Scottish tea merchant Sir Thomas Lipton was also a serial loser, making five failed attempts around the turn of the 20th century.

“The America’s Cup is a financial black hole,” said John Bertrand, 77, who led Australia II to the most famous victory in America’s Cup history 41 years ago in 1983.

He and his crew defeated the New York Yacht Club in Rhode Island in Newport, the first time in the 132 years of the competition that the Americans had been defeated, ending the longest winning streak in sports.

He told the Mail: ‘It’s all about the X factor of winning the most prestigious sporting event on earth.
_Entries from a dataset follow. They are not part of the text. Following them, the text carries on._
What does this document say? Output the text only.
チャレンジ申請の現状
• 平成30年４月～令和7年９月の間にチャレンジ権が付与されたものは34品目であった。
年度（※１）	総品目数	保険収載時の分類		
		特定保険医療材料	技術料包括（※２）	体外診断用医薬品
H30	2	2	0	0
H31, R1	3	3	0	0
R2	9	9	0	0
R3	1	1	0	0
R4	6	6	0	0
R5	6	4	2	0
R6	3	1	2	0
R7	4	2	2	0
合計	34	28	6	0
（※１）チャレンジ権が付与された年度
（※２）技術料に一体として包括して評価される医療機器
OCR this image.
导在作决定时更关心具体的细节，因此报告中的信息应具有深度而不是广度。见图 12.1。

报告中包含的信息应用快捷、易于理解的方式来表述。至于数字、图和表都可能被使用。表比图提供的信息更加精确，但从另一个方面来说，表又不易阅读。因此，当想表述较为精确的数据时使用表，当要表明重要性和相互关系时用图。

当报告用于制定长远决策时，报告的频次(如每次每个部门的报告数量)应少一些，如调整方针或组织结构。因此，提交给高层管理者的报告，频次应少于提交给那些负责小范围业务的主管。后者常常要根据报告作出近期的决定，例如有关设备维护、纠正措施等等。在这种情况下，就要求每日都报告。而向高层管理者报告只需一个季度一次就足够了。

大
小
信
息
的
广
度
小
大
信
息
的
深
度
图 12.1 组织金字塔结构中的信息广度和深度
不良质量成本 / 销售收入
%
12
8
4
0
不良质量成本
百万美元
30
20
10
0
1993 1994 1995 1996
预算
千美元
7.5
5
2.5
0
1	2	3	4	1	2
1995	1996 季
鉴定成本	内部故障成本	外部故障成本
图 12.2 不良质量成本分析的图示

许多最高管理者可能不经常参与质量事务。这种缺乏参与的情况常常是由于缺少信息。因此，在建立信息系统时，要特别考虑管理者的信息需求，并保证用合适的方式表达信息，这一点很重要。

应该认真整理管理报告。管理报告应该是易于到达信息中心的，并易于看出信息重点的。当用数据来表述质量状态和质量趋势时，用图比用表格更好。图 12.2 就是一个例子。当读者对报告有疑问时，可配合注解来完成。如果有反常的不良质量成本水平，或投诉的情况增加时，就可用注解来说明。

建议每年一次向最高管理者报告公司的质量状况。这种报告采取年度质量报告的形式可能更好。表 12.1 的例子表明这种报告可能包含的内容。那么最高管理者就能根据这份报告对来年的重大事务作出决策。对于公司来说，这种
If you win, you can touch the flesh of any king or queen in the world.’

Over the past forty years, financing a team has become an increasingly expensive hobby as technology has become more sophisticated.

Modern yachts have been compared to Formula 1 racing cars and can reach speeds of 96 km/h.

The 75-foot carbon fiber-clad foiling monohull used this year looks very different from traditional yachts.

They have no keel and are designed to fly over the surface of the water using mechanical arms that move under or outside the boat, creating the leverage needed to remain upright.

In the UK and Ireland, anyone wishing to watch the race must do so online via YouTube, Facebook or the event’s official website.

This lack of exposure can be galling to those who spend the big bucks. Many in sailing believe the sport can learn a lot from Formula 1, which has brought the sport to a much wider audience through the hit Netflix series Drive to Survive.

If Sir Ben Ainslie’s crew achieve a historic victory next month, it may finally capture the imagination of the British public.